Hoadley, the former Wasps and London Irish centre, was also part of the coaching team behind PRO Rugby side San Diego Breakers and he insists that while that competition lasted only one season back in 2016, it provided many valuable lessons.
“When we look back on PRO Rugby, it had its ups and downs but at the end of the day it gave a group of guys an opportunity for the first time ever to work out every day and be professional rugby players and that just hadn’t been the case before,” he said.
“Will we do things better in this latest incarnation with Major League Rugby? Absolutely. I think already we are way advanced of where we were at the start of PRO Rugby. But could we exist in the space we do without PRO Rugby? I don’t think so.”
Hoadley’s side are one of seven teams from across the country – Austin Elite, Glendale Raptors, Houston SaberCats, New Orleans Gold, San Diego Legion, Seattle Seawolves and Utah Warriors – that will compete for the inaugural crown over the next three months.

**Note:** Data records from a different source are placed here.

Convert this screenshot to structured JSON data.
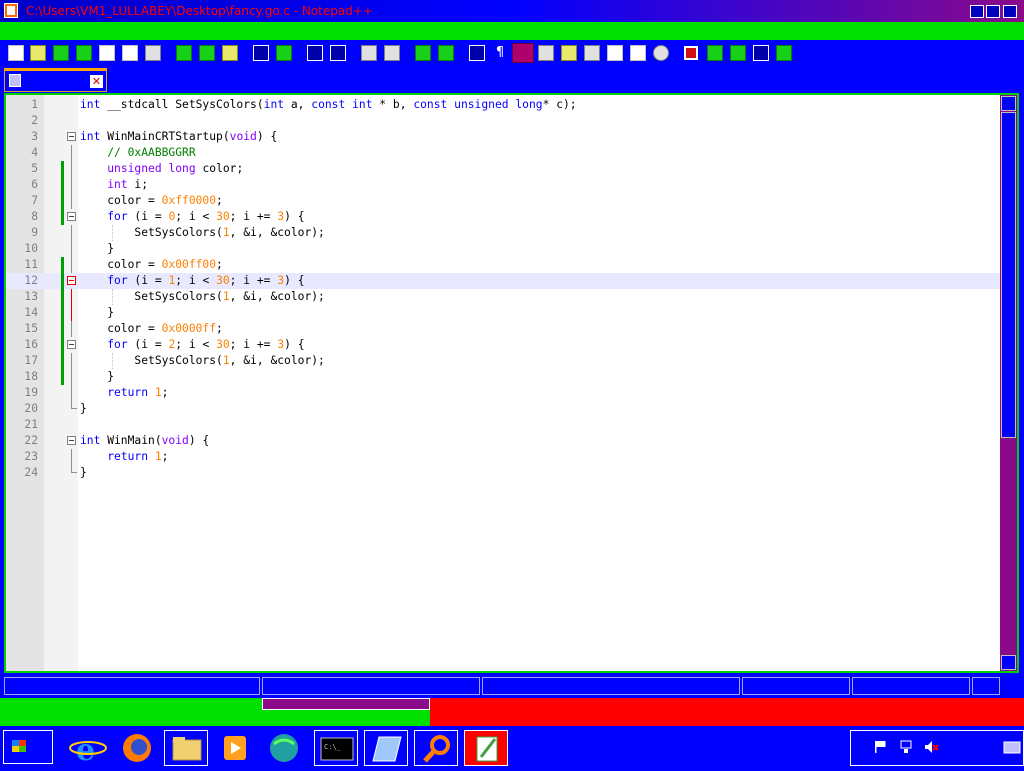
{
  "window": {
    "title": "C:\\Users\\VM1_LULLABEY\\Desktop\\fancy.go.c - Notepad++"
  },
  "tab": {
    "label": ""
  },
  "code_lines": [
    {
      "num": "1",
      "html": "<span class='kw'>int</span> __stdcall SetSysColors(<span class='kw'>int</span> a, <span class='kw'>const</span> <span class='kw'>int</span> * b, <span class='kw'>const</span> <span class='kw'>unsigned</span> <span class='kw'>long</span>* c);"
    },
    {
      "num": "2",
      "html": ""
    },
    {
      "num": "3",
      "html": "<span class='kw'>int</span> WinMainCRTStartup(<span class='ty'>void</span>) {"
    },
    {
      "num": "4",
      "html": "    <span class='cm'>// 0xAABBGGRR</span>"
    },
    {
      "num": "5",
      "html": "    <span class='ty'>unsigned</span> <span class='ty'>long</span> color;"
    },
    {
      "num": "6",
      "html": "    <span class='ty'>int</span> i;"
    },
    {
      "num": "7",
      "html": "    color = <span class='num'>0xff0000</span>;"
    },
    {
      "num": "8",
      "html": "    <span class='kw'>for</span> (i = <span class='num'>0</span>; i &lt; <span class='num'>30</span>; i += <span class='num'>3</span>) {"
    },
    {
      "num": "9",
      "html": "        SetSysColors(<span class='num'>1</span>, &amp;i, &amp;color);"
    },
    {
      "num": "10",
      "html": "    }"
    },
    {
      "num": "11",
      "html": "    color = <span class='num'>0x00ff00</span>;"
    },
    {
      "num": "12",
      "html": "    <span class='kw'>for</span> (i = <span class='num'>1</span>; i &lt; <span class='num'>30</span>; i += <span class='num'>3</span>) {"
    },
    {
      "num": "13",
      "html": "        SetSysColors(<span class='num'>1</span>, &amp;i, &amp;color);"
    },
    {
      "num": "14",
      "html": "    }"
    },
    {
      "num": "15",
      "html": "    color = <span class='num'>0x0000ff</span>;"
    },
    {
      "num": "16",
      "html": "    <span class='kw'>for</span> (i = <span class='num'>2</span>; i &lt; <span class='num'>30</span>; i += <span class='num'>3</span>) {"
    },
    {
      "num": "17",
      "html": "        SetSysColors(<span class='num'>1</span>, &amp;i, &amp;color);"
    },
    {
      "num": "18",
      "html": "    }"
    },
    {
      "num": "19",
      "html": "    <span class='kw'>return</span> <span class='num'>1</span>;"
    },
    {
      "num": "20",
      "html": "}"
    },
    {
      "num": "21",
      "html": ""
    },
    {
      "num": "22",
      "html": "<span class='kw'>int</span> WinMain(<span class='ty'>void</span>) {"
    },
    {
      "num": "23",
      "html": "    <span class='kw'>return</span> <span class='num'>1</span>;"
    },
    {
      "num": "24",
      "html": "}"
    }
  ],
  "current_line": "12",
  "toolbar": {
    "pilcrow": "¶"
  },
  "taskbar": {
    "apps": [
      "internet-explorer-icon",
      "firefox-icon",
      "file-explorer-icon",
      "media-player-icon",
      "browser-globe-icon",
      "command-prompt-icon",
      "notepad-app-icon",
      "search-magnifier-icon",
      "notepadpp-icon"
    ],
    "cmd_label": "C:\\_"
  },
  "colors": {
    "titlebar_text": "#ff0000",
    "keyword": "#0000ff",
    "type": "#8000ff",
    "number": "#ff8000",
    "comment": "#008000",
    "accent_green": "#00e000",
    "accent_red": "#ff0000",
    "accent_magenta": "#8a0a8a"
  }
}
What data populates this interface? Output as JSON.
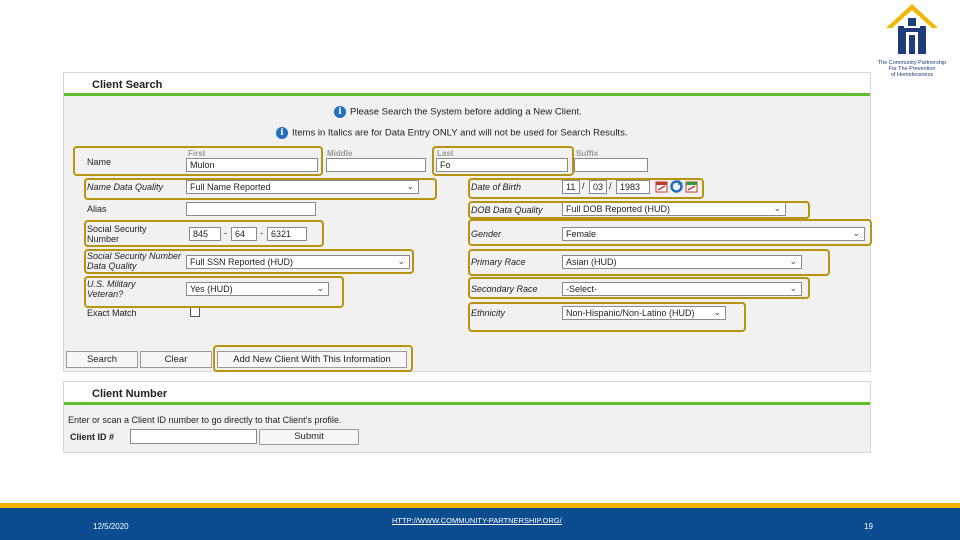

As opposed to the single owner structure of PRO Rugby, each MLR franchise is owned and managed locally with each team having also provided funding guarantees that it is hoped will prevent a repeat of the financial issues that plagued the competition’s predecessor.
“The structure now is there’s ownership of each franchise, there are funding rounds and you have to make your funding rounds to gain access to the league,” explained Hoadley.
“So, players’ wages are guaranteed which is the most important thing and I think there is a lot more vetting there and it gives much more security to the whole operation.
“We probably didn’t have as much control in PRO Rugby as we would have liked because of the ownership structure, now we have more control we can implement things like our training facilities, our S&C staff, and we are trying to build out a product here that will compete with any professional set up in the world.
“We have got great backers who have been very supportive of us, we are building for long-term success here, Matt Hawkins who is the general manager, was involved in PRO Rugby and has been involved in the community here for what must be 20 years, so whatever the iteration of professional rugby is here, that we are ready to provide a great experience and long-term success.”
Despite the focus on the local environment, Hoadley says each side is well aware of the bigger picture and the need to deliver success for the league and USA rugby in general with only five overseas players permitted in each matchday squad.
“The teams are working hard to engage the communities more, looking long-term and to build academies, produce our own players. I think many things were learnt off the field during PRO Rugby and I think it will translate to a much better product on the field this time around.”